Your explanation seems fair and reasonable. It should serve as an object lesson regarding being fooled by charismatic personalities and allowing them to overcome one's principles. Or as an object lesson regarding an even greater problem, not knowing the principles in the first place, so you don't realize that this charming character has just charmed your pants off.

For example, Bill Clinton is supposedly a very winning person. If one had him for a professor, I'm sure even many hardened traditionalists would be won over. My Dad met Ted Kennedy one time, and he said that he could easily get Eskimoes to buy iceboxes from him.

We see the world-wide spectacle of a cult of personality revolving around the current pontiff. But is he really upholding Catholic principles, or has he charmed the pants right off the Catholic population?

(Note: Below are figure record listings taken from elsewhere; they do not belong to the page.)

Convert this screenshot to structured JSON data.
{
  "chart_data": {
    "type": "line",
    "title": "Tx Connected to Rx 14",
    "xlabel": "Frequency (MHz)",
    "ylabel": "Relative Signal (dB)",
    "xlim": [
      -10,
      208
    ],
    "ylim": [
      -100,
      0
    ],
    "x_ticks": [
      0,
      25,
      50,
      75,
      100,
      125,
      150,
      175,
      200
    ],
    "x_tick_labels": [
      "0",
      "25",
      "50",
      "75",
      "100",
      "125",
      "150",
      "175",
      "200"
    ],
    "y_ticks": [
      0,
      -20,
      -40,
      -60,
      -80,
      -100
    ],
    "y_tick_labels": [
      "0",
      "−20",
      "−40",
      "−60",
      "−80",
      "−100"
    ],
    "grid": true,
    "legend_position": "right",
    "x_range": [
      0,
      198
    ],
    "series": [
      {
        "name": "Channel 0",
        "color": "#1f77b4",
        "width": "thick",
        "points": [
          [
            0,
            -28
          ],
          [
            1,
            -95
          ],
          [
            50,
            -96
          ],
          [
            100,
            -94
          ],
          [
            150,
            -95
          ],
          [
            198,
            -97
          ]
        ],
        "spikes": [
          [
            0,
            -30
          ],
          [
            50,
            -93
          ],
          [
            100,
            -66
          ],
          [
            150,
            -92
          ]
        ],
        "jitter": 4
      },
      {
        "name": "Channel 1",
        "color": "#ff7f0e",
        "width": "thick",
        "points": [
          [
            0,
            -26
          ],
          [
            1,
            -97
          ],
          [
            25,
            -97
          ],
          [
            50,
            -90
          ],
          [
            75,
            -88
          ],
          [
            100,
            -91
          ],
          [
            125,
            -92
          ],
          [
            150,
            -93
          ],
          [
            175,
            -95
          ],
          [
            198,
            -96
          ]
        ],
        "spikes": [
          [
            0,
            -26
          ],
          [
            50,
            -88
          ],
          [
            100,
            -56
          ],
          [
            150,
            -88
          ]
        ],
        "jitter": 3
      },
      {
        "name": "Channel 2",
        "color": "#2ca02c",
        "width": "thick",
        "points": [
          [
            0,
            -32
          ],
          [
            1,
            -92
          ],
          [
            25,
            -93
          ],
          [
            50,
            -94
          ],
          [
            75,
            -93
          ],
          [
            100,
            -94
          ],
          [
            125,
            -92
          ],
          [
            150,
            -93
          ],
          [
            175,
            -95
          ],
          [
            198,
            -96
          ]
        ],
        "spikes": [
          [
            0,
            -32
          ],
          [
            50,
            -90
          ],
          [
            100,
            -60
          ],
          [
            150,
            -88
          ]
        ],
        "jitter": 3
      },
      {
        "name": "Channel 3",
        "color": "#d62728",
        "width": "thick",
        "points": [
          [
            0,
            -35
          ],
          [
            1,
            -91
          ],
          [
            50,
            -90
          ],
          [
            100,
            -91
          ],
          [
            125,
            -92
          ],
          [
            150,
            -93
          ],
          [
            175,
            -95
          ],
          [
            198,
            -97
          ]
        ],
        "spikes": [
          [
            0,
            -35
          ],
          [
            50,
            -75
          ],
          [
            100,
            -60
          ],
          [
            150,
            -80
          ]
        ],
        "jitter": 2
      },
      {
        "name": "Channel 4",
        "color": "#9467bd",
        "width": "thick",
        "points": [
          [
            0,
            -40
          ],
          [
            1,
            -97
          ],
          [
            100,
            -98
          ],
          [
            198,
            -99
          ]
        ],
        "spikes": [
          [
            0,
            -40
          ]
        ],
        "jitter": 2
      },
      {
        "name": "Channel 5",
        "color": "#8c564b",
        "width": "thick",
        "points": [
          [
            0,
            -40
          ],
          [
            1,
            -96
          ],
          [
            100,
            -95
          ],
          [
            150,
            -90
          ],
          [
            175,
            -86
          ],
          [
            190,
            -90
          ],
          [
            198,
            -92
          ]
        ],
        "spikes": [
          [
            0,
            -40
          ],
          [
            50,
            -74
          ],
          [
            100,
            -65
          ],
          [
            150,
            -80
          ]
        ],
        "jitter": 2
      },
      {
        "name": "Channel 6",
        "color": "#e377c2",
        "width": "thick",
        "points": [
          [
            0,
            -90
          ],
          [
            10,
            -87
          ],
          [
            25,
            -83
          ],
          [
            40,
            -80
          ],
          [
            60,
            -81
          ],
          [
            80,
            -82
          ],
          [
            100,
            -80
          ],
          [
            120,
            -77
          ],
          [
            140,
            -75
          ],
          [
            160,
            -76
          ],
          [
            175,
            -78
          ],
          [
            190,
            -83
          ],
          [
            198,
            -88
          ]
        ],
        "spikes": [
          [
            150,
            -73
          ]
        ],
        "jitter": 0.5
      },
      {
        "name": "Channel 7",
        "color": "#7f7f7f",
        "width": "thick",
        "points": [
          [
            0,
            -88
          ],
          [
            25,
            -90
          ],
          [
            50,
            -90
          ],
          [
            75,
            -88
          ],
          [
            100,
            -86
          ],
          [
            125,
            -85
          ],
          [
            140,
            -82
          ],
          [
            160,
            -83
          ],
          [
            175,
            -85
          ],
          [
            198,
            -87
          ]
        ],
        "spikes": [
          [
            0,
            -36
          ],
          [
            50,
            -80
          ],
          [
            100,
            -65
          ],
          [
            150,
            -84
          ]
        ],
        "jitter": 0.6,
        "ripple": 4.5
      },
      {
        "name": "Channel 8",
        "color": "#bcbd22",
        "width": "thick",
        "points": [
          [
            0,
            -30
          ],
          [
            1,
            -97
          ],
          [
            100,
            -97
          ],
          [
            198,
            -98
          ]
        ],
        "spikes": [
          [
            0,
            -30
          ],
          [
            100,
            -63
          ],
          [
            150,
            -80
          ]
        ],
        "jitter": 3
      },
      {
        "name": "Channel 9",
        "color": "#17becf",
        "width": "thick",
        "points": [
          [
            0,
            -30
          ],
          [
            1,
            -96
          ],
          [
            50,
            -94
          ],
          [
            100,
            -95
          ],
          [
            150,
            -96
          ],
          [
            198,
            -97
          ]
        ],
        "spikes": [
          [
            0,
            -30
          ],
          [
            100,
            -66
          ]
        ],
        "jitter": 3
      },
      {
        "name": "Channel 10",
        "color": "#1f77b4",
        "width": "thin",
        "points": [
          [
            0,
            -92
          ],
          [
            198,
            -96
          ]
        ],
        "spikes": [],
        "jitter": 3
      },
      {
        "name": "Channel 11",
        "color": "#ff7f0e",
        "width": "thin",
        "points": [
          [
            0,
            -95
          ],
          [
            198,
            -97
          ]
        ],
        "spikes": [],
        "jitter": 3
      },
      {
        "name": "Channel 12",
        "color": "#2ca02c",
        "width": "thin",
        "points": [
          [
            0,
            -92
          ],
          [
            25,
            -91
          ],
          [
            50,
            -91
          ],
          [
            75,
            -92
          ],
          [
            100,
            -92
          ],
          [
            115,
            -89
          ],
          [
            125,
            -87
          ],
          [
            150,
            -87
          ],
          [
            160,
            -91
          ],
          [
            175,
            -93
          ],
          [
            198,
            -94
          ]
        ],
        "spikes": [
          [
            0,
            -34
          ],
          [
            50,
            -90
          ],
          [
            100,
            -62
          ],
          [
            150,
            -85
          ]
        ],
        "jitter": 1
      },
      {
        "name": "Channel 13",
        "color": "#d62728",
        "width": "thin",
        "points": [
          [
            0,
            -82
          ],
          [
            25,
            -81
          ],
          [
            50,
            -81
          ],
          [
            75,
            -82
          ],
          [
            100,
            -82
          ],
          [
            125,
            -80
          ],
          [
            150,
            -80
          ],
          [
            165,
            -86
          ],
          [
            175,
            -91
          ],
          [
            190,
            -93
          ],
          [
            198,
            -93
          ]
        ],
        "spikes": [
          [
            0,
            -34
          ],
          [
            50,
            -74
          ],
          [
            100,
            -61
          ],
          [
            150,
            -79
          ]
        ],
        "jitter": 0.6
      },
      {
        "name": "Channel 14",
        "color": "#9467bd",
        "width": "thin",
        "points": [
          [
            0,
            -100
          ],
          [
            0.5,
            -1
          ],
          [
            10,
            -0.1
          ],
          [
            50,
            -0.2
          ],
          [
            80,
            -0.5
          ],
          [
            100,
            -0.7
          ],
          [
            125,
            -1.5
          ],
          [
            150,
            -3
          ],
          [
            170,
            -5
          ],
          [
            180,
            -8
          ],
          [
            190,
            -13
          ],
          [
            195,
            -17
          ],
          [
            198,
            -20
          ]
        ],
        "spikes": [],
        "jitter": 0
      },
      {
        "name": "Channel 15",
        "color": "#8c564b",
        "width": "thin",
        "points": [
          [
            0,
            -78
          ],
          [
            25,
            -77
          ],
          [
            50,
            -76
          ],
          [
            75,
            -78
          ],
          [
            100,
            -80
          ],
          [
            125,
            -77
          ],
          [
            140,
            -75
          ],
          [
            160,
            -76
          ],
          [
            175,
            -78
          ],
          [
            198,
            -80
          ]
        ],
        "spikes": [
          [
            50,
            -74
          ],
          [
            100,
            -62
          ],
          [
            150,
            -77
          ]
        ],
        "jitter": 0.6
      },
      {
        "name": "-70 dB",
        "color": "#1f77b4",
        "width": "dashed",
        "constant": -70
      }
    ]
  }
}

And to get back to Huels, at the same time that he was winning over the enthusiasm of his students, he was teaching liturgical functionaries in virtually every diocese of the US and Canada how they could overcome any pesky canonical restrictions that stood in the way of liturgical wreckovation. He was clearly an agent of the revolution, even if he was fair in his grading. These are the most dangerous of all characters. I'm sure that one would have found Kim Philby to be an outstanding teacher if one happened to take a course from him.

And the hardest thing of all is to take a stand against a popular and charming person because you recognize that his principles are fundamentally flawed. Everyone will look askance at your "attacks" on this wonderful person. My own wife used to be shocked by the things I would say about the pope -- namely that his principles are fundamentally not Catholic. And to take an example that's even more controversial here on FR, try saying that George Bush is not really pro-life, he's only marginally less pro-death than Al Gore or John Kerry.

John Huels was an evil double agent working within the Church for its own destruction. Someone with Catholic principles would have recognized that before he was exposed as a homosexual rapist of novice seminarians. This post-conciliar revolution has been a learning experience for all of us, and I know that I've been fooled before by those who claimed they were fixing the problems in the Church when really they were undermining Catholic doctrine and practice. But at least I hope I've learned enough from that experience to avoid writing books that accuse others of being "More Catholic than the Pope."